Our core values of maintaining liquidity and preserving investor capital along with our investment approach of fundamental analysis, quantitative risk management and financial markets expertise remain as strong today as ever, producing consistently high risk-adjusted returns and only 2 losing calendar years across the Fund’s 21 year history. We continue to leverage the core strengths of O’Connor while orienting the portfolio to a return goal of 8-12% with volatility of 5-7%. Over the past few years we have shifted away from broad diversified strategies with declining alpha profiles, and removed factor and risk constraints to allow our PMs both greater flexibility in managing their books and in adding concentration in high conviction positions. We concentrate capital in strategies where we believe that our strong PM talent can take advantage of a supportive macro backdrop, less crowding and greater dispersion. Some of these changes have been particularly meaningful:
- Increased focus on Equity L/S strategies in Europe and Asia has been a source of compelling idiosyncratic returns, particularly in the China A-share market where our PMs in Hong Kong and Shanghai have a meaningful competitive advantage by leveraging UBS’s global footprint, local markets expertise and access to borrow.
- Launched our Environmental-focused long/short equity strategy through a PM team with 12 years’ expertise trading the energy economy, targeting the dramatic changes in corporate behavior in addressing climate change.
- Significantly increased allocation to our long-tenured Merger Arbitrage team, while developing adjacent strategies in Event Driven and Special Purpose Acquisition Companies (SPACs).

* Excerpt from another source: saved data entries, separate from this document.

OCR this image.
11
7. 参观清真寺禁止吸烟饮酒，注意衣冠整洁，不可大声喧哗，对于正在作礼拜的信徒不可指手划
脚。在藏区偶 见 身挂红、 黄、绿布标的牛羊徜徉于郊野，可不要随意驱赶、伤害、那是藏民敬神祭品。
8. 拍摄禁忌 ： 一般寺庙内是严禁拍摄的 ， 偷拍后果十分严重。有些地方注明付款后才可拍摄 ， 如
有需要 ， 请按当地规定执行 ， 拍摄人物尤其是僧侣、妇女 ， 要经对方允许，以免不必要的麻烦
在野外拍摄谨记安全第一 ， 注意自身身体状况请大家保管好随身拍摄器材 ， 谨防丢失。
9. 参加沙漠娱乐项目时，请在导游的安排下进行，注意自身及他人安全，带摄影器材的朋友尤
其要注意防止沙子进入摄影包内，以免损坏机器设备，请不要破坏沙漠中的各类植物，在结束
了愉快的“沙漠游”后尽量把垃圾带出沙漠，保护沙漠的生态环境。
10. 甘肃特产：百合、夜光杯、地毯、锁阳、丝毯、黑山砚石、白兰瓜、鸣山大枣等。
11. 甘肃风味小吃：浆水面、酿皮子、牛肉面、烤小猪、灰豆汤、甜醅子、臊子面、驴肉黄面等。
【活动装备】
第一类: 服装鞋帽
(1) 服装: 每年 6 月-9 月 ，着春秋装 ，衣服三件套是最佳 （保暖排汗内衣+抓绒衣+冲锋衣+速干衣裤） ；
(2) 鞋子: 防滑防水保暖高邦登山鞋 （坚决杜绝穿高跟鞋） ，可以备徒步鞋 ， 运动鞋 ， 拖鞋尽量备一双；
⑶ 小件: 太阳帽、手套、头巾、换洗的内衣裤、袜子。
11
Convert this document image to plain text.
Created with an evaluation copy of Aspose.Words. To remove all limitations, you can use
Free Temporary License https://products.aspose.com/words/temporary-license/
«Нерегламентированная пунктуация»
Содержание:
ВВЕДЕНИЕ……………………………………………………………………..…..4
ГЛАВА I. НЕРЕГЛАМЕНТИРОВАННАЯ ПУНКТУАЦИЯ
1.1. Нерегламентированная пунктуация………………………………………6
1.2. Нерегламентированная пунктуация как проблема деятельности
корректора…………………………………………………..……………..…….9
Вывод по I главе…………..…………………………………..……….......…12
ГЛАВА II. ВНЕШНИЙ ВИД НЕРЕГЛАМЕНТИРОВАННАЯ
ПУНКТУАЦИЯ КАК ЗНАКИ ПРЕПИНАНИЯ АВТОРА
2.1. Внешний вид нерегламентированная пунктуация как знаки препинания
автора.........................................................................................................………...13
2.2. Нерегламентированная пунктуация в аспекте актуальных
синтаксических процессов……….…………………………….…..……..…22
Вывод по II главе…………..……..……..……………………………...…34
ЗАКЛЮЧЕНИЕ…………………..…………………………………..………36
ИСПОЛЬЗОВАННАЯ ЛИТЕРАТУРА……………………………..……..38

- Increased allocation to Credit strategies, particularly in Convertible Arbitrage and High Yield, with an aggressive approach to trading to capitalize on short-term catalysts and dislocations, and introduced both Private Credit and Working Capital strategies.
O’Connor’s evolution has allowed us to successfully navigate the COVID crisis and ensuing pandemic, protecting our investors’ capital through the market downturn. Our focus on liquidity allowed us to be nimble and aggressive in repositioning our exposures in the dramatic market moves, and we have gone back to our roots as derivative traders in actively using equity and credit derivatives to both hedge and tilt our overall exposures.
Looking forward, we remain in an environment of unprecedented uncertainty in both geopolitics and corporate fundamentals, which we anticipate will be a huge driver of alpha in the market. We’ve always been mindful of volatility as a leading indicator in the market, and we are keeping a watchful eye for signs of interest rate volatility as a potential predictor of heightened risk. We will continue to leverage our fundamental research and data science tools as we look to continue our history of high risk-adjusted returns and meaningful capital protection in dynamic markets.